The pilot data set should represent a cross section of data types as well as samples of potentially problematic data. In many environments, this will involve the migration of a specific file server, or a single volume on a file server. The goal of the pilot stage is to uncover any problems in the process or environment before they impact the entire data set. The pilot data set should include users, groups, printers, files, and the permissions on those files.

Migration Pilot

This section outlines the processes that you need to do beyond the prototyping steps for your Pilot using either the manual or automated migration methods. Refer to Chapter 4: Migrating – Prototyping the Migration to Windows Server 2003 for the prototyping steps.

Manual Migration

If a manual migration process was selected during the Planning Phase, a certain degree of complexity is removed from the process. Set up a Pilot by following the prototyping steps and these additional key steps:

  • Identify the Pilot test group of users and the data that will be migrated. This may consist of a server or a single NetWare volume.

  • Create equivalent users and groups in Active Directory to match the old Users and Groups in NetWare.

  • Migrate client functionality for the Pilot test group of users, either through a manual removal of the Client32 software, or a modification of the existing login scripts to map the migrated volume or server to its new location in Active Directory. In addition, the clients must be configured to login using their new Active Directory user names.

  • Remove access to the old NetWare volume or server either by dismounting the volume migrated or shutting down the server. This will prevent a situation in which file data is modified in two places.

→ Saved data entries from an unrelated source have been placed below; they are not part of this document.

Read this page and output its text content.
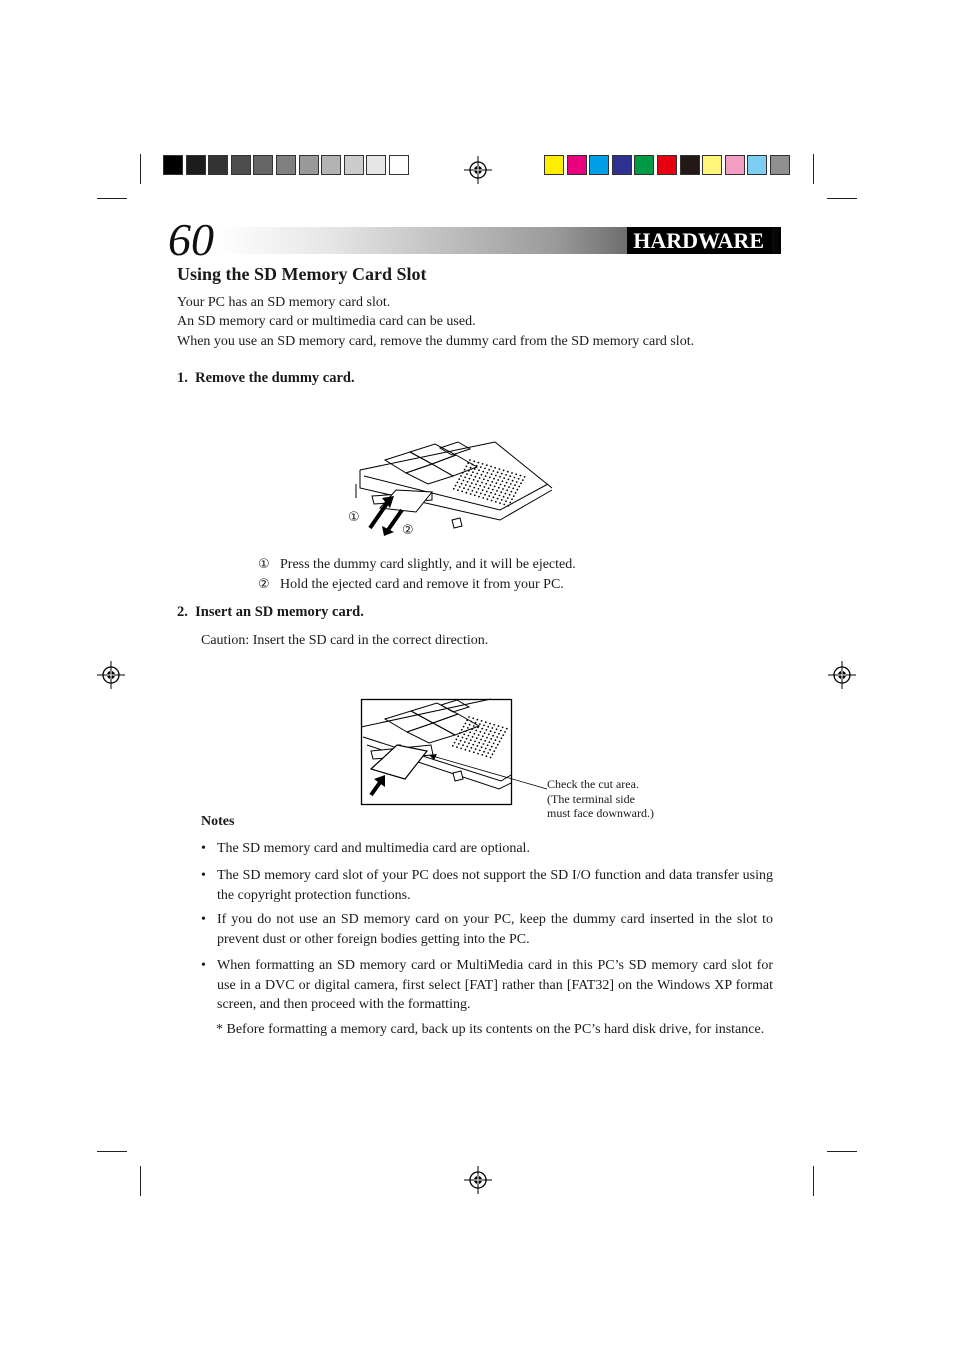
60	HARDWARE
Using the SD Memory Card Slot
Your PC has an SD memory card slot.
An SD memory card or multimedia card can be used.
When you use an SD memory card, remove the dummy card from the SD memory card slot.
1.  Remove the dummy card.
①
②
① Press the dummy card slightly, and it will be ejected.
② Hold the ejected card and remove it from your PC.
2.  Insert an SD memory card.
Caution: Insert the SD card in the correct direction.
Check the cut area.
(The terminal side
must face downward.)
Notes
• The SD memory card and multimedia card are optional.
• The SD memory card slot of your PC does not support the SD I/O function and data transfer using the copyright protection functions.
• If you do not use an SD memory card on your PC, keep the dummy card inserted in the slot to prevent dust or other foreign bodies getting into the PC.
• When formatting an SD memory card or MultiMedia card in this PC’s SD memory card slot for use in a DVC or digital camera, first select [FAT] rather than [FAT32] on the Windows XP format screen, and then proceed with the formatting.
* Before formatting a memory card, back up its contents on the PC’s hard disk drive, for instance.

Upon migration, pilot users should be given instruction on how to work in the new environment, such as how to change their password upon login or how to access the pilot data that has been moved. In addition, you will need to plan for a scenario where production data resides in two places for the duration of the pilot. Pilot data will reside on a Windows share which must be accessible to all users who need access to it. The rest of the nonmigrated data will still consist of the balance of your NetWare file volumes, which will need to be accessible to migrated pilot users as well.

Automated Migration using Services for NetWare 5.03

Follow the prototype steps with the pilot users and pilot data.

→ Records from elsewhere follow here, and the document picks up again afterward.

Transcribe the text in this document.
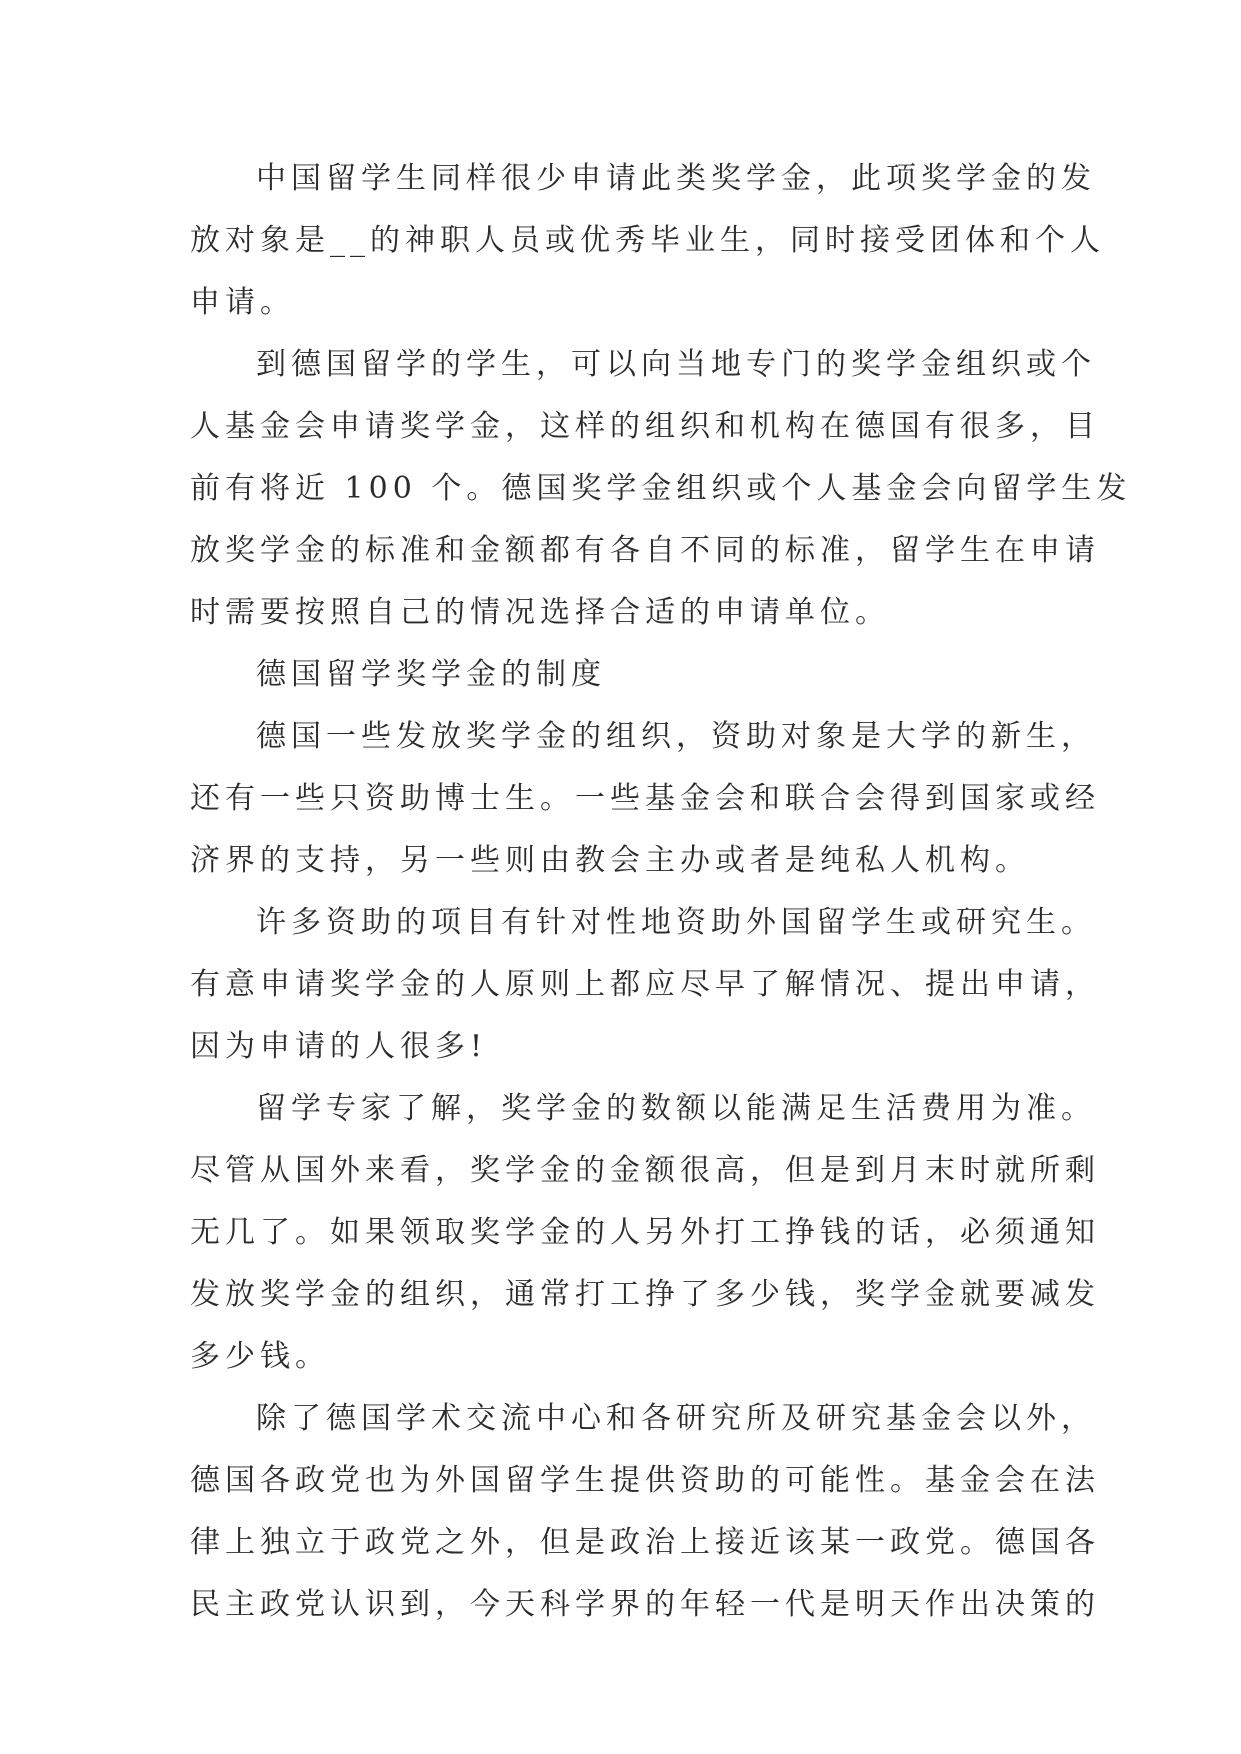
中国留学生同样很少申请此类奖学金，此项奖学金的发
放对象是__的神职人员或优秀毕业生，同时接受团体和个人
申请。
到德国留学的学生，可以向当地专门的奖学金组织或个
人基金会申请奖学金，这样的组织和机构在德国有很多，目
前有将近 100 个。德国奖学金组织或个人基金会向留学生发
放奖学金的标准和金额都有各自不同的标准，留学生在申请
时需要按照自己的情况选择合适的申请单位。
德国留学奖学金的制度
德国一些发放奖学金的组织，资助对象是大学的新生，
还有一些只资助博士生。一些基金会和联合会得到国家或经
济界的支持，另一些则由教会主办或者是纯私人机构。
许多资助的项目有针对性地资助外国留学生或研究生。
有意申请奖学金的人原则上都应尽早了解情况、提出申请，
因为申请的人很多!
留学专家了解，奖学金的数额以能满足生活费用为准。
尽管从国外来看，奖学金的金额很高，但是到月末时就所剩
无几了。如果领取奖学金的人另外打工挣钱的话，必须通知
发放奖学金的组织，通常打工挣了多少钱，奖学金就要减发
多少钱。
除了德国学术交流中心和各研究所及研究基金会以外，
德国各政党也为外国留学生提供资助的可能性。基金会在法
律上独立于政党之外，但是政治上接近该某一政党。德国各
民主政党认识到，今天科学界的年轻一代是明天作出决策的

  • Set Up Directory Synchronization

  • Migrate Pilot Data with the File Migration Utility (FMU)

Automated Migration Using Quest

Follow the prototype steps with the pilot users and pilot data.

  • Installing Quest NDS Migrator

  • Using Quest NDS Migrator

Password Synchronization

Follow the prototype steps with the pilot users and pilot data.

File Migration

Follow the prototype steps with the pilot users and pilot data.

Printer Migration

Follow the prototype steps with the pilot users and pilot data.